From his earliest days in Tokyo, Jack had been visited by Ido, a nakōdo (read: matchmaker), who'd brought prospective wives for consideration. The wealthy American had found the efforts entertaining. One afternoon, Ido offers a young woman whom Jack had recently seen perform on a pleasure island in Tokyo Bay. 


Jack toys with Yuki cruelly before sending her away, just as he had Ido's other proposed brides. However, the heart will out. The American is haunted by the encounter. He starts on a quest to find the woman he'd rejected. Once found, he marries her.

Because the plot is so simple – twist included  it would spoil things to describe much more. It is important to the plot that, like Eaton herself, Yuki is "half-caste" – much is made of her blue eyes – and so is looked down upon by her fellow Japanese. More impactful to the plot is the clash of cultures, particularly as it concerns Oriental and Occidental understandings of marriage (here I employ the terms of the time). Reading in 2025, one hundred and fourteen years after publication I found interest in the married couple's reluctance to be open and share with one another.

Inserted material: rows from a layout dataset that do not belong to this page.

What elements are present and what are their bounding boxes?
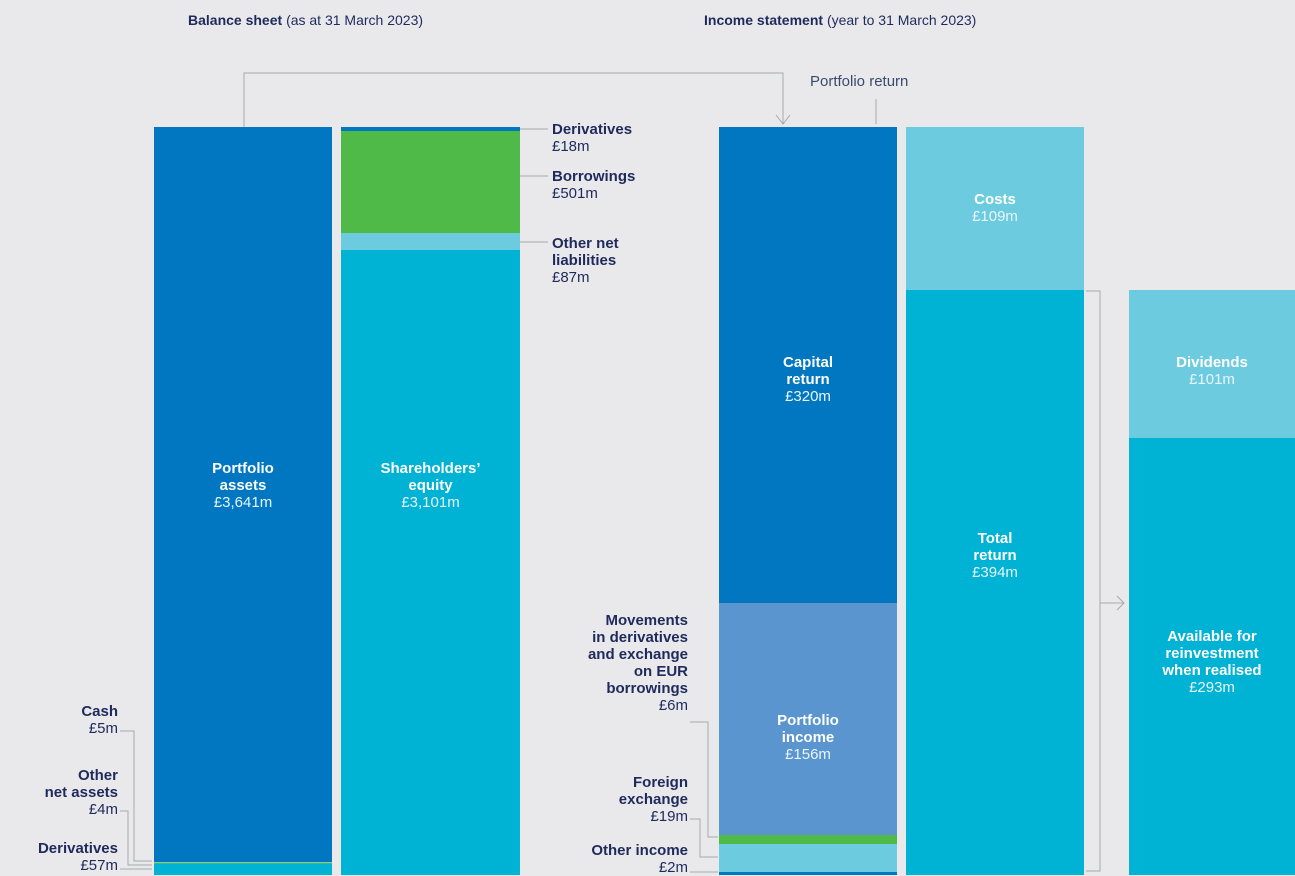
label-portfolio-income-t2: income <box>781 729 835 746</box>
label-costs-value: £109m <box>972 208 1018 225</box>
label-foreign-exchange-t1: Foreign <box>633 774 688 791</box>
label-other-net-liabilities-t1: Other net <box>552 235 619 252</box>
balance-sheet-subtitle: (as at 31 March 2023) <box>286 12 424 28</box>
label-movements: Movements in derivatives and exchange on… <box>588 612 688 714</box>
portfolio-return-bracket <box>243 72 784 127</box>
label-shareholders-equity: Shareholders’ equity £3,101m <box>341 460 520 511</box>
cash-leader <box>120 730 152 862</box>
bar-portfolio-assets <box>154 127 332 862</box>
bar-dividends <box>1129 290 1295 438</box>
label-other-net-liabilities-t2: liabilities <box>552 252 617 269</box>
label-capital-return-value: £320m <box>785 388 831 405</box>
movements-leader <box>690 721 718 838</box>
label-other-net-liabilities-value: £87m <box>552 269 590 286</box>
bar-other-income <box>719 872 897 875</box>
total-return-arrowhead <box>1116 595 1125 611</box>
balance-sheet-header: Balance sheet (as at 31 March 2023) <box>188 12 423 28</box>
income-statement-header: Income statement (year to 31 March 2023) <box>704 12 976 28</box>
label-foreign-exchange-t2: exchange <box>618 791 688 808</box>
label-portfolio-income-t1: Portfolio <box>777 712 839 729</box>
label-cash-title: Cash <box>81 703 118 720</box>
label-derivatives-asset-title: Derivatives <box>37 840 118 857</box>
label-costs-title: Costs <box>974 191 1016 208</box>
label-movements-t5: borrowings <box>606 680 688 697</box>
label-movements-t2: in derivatives <box>592 629 688 646</box>
label-dividends: Dividends £101m <box>1129 354 1295 388</box>
label-total-return: Total return £394m <box>906 530 1084 581</box>
label-portfolio-income: Portfolio income £156m <box>719 712 897 763</box>
other-net-assets-leader <box>120 810 152 866</box>
label-foreign-exchange: Foreign exchange £19m <box>619 774 688 825</box>
label-total-return-t2: return <box>973 547 1017 564</box>
label-movements-t3: and exchange <box>587 646 688 663</box>
label-capital-return: Capital return £320m <box>719 354 897 405</box>
label-other-net-assets-t2: net assets <box>44 784 118 801</box>
label-derivatives-liab-title: Derivatives <box>552 121 633 138</box>
bar-borrowings <box>341 131 520 233</box>
label-movements-t1: Movements <box>605 612 688 629</box>
label-shareholders-equity-value: £3,101m <box>401 494 460 511</box>
label-available-t3: when realised <box>1162 662 1262 679</box>
label-other-net-liabilities: Other net liabilities £87m <box>552 235 619 286</box>
bar-available-reinvestment <box>1129 438 1295 875</box>
label-total-return-t1: Total <box>977 530 1013 547</box>
bar-derivatives-asset <box>154 864 332 875</box>
label-movements-t4: on EUR <box>633 663 688 680</box>
label-derivatives-liab: Derivatives £18m <box>552 121 632 155</box>
label-available: Available for reinvestment when realised… <box>1129 628 1295 696</box>
label-capital-return-t2: return <box>786 371 830 388</box>
label-portfolio-assets-value: £3,641m <box>213 494 273 511</box>
label-cash-value: £5m <box>88 720 118 737</box>
bar-capital-return <box>719 127 897 603</box>
total-return-bracket <box>1086 290 1101 872</box>
foreign-exchange-leader <box>690 818 718 858</box>
portfolio-return-label: Portfolio return <box>810 73 909 90</box>
bar-derivatives-liab <box>341 127 520 131</box>
label-other-income: Other income £2m <box>591 842 688 876</box>
balance-sheet-title: Balance sheet <box>188 12 283 28</box>
label-capital-return-t1: Capital <box>782 354 833 371</box>
bar-costs <box>906 127 1084 290</box>
label-portfolio-income-value: £156m <box>785 746 831 763</box>
label-other-net-assets-value: £4m <box>88 801 118 818</box>
label-dividends-value: £101m <box>1189 371 1235 388</box>
label-portfolio-assets-t1: Portfolio <box>212 460 274 477</box>
income-statement-subtitle: (year to 31 March 2023) <box>826 12 977 28</box>
bar-cash <box>154 862 332 863</box>
label-available-t1: Available for <box>1167 628 1257 645</box>
label-borrowings-value: £501m <box>552 185 598 202</box>
bar-foreign-exchange <box>719 844 897 872</box>
income-statement-title: Income statement <box>704 12 824 28</box>
label-portfolio-assets-t2: assets <box>219 477 267 494</box>
bar-total-return <box>906 290 1084 875</box>
label-foreign-exchange-value: £19m <box>650 808 688 825</box>
label-portfolio-assets: Portfolio assets £3,641m <box>154 460 332 511</box>
label-available-value: £293m <box>1189 679 1235 696</box>
label-shareholders-equity-t1: Shareholders’ <box>380 460 481 477</box>
label-derivatives-asset: Derivatives £57m <box>38 840 118 874</box>
label-derivatives-liab-value: £18m <box>552 138 590 155</box>
bar-other-net-assets <box>154 863 332 864</box>
label-available-t2: reinvestment <box>1165 645 1259 662</box>
label-borrowings-title: Borrowings <box>552 168 636 185</box>
label-cash: Cash £5m <box>81 703 118 737</box>
bar-movements-derivatives <box>719 835 897 844</box>
label-other-income-title: Other income <box>591 842 688 859</box>
label-borrowings: Borrowings £501m <box>552 168 635 202</box>
bar-shareholders-equity <box>341 250 520 875</box>
bar-portfolio-income <box>719 603 897 835</box>
label-other-net-assets: Other net assets £4m <box>45 767 118 818</box>
label-dividends-title: Dividends <box>1176 354 1248 371</box>
label-total-return-value: £394m <box>972 564 1018 581</box>
label-derivatives-asset-value: £57m <box>80 857 118 874</box>
label-movements-value: £6m <box>658 697 688 714</box>
portfolio-return-arrowhead <box>775 114 791 125</box>
label-other-income-value: £2m <box>658 859 688 876</box>
label-shareholders-equity-t2: equity <box>408 477 453 494</box>
label-other-net-assets-t1: Other <box>77 767 118 784</box>
bar-other-net-liabilities <box>341 233 520 250</box>
label-costs: Costs £109m <box>906 191 1084 225</box>
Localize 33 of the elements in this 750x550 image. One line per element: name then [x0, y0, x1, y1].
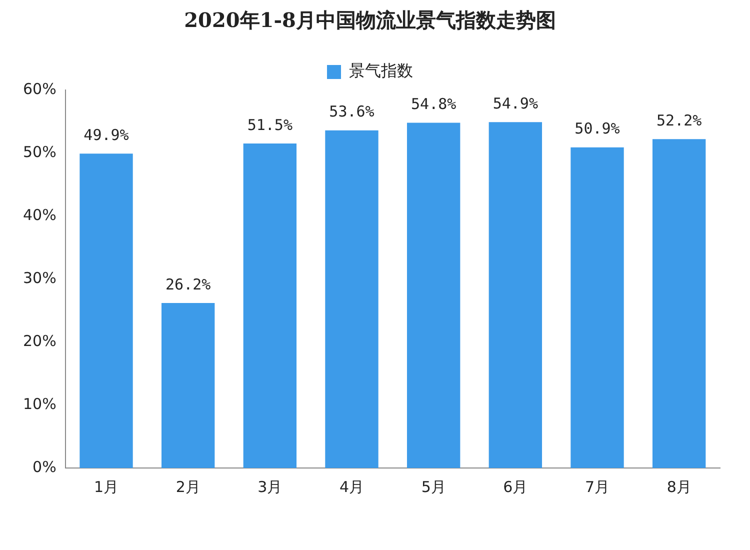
x-tick-label: 3月 [258, 478, 282, 496]
y-tick-label: 40% [22, 206, 56, 224]
x-tick-label: 1月 [94, 478, 119, 496]
data-label: 54.9% [492, 94, 538, 113]
bar [570, 147, 624, 468]
data-label: 51.5% [247, 116, 292, 134]
data-label: 53.6% [329, 102, 374, 121]
bar [243, 144, 297, 468]
bar [80, 154, 133, 468]
data-label: 49.9% [84, 126, 129, 144]
y-tick-label: 20% [22, 332, 56, 350]
x-tick-label: 5月 [421, 478, 446, 496]
x-tick-label: 8月 [666, 478, 692, 496]
x-tick-label: 2月 [176, 478, 200, 496]
legend-label: 景气指数 [349, 61, 413, 80]
data-label: 26.2% [166, 275, 211, 294]
y-tick-label: 60% [22, 80, 56, 98]
chart-title: 2020年1-8月中国物流业景气指数走势图 [184, 8, 556, 32]
y-tick-label: 30% [22, 268, 56, 287]
bar [325, 130, 378, 468]
y-tick-label: 50% [22, 142, 56, 161]
data-label: 52.2% [656, 112, 702, 130]
data-label: 54.8% [411, 95, 456, 114]
bar [488, 122, 542, 468]
data-label: 50.9% [574, 120, 620, 138]
y-tick-label: 10% [22, 394, 56, 413]
bar [652, 139, 706, 468]
y-tick-label: 0% [32, 458, 56, 476]
x-tick-label: 4月 [339, 478, 364, 496]
x-tick-label: 7月 [584, 478, 610, 496]
bar [406, 122, 460, 468]
bar [161, 302, 215, 468]
x-tick-label: 6月 [503, 478, 528, 496]
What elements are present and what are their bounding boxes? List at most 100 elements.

In this one way, A Japanese Nightingale is a contemporary novel.


I finished 
A Japanese Nightingale last night. Today marks the sesquicentennial Winnifred Eaton's birth, which most likely took place in the family's rented row house on rue d'Iberville.

Once a bestseller, she has become Montreal's most neglected novelist.

Lillie Winnifred Eaton (née Winifred Lily Eaton)
21 August 1875 - 8 April 1954
RIP
Trivia: Adapted by Broadway and Hollywood, both subjects of the next post.

Object:
A beautiful hardcover, issued without dust jacket with illustrations credited to Genjiro Yeto. The books features three colour plates and subtle illustrations on each of its pages. It is one of the most beautiful volumes in my collection.


Access: Easily found, the least expensive copy listed online is Constable's UK first. Price: £8.00. The Harper first edition can be had for under twenty-five dollars. 

The edition I read can be enjoyed online through this link to the Internet Archive.


The novel has been translated into Swedish (En japansk näktergal, 1904). German (Japanische Nachtigall, 1920), and Polish (Słowiczek japoński, 1922).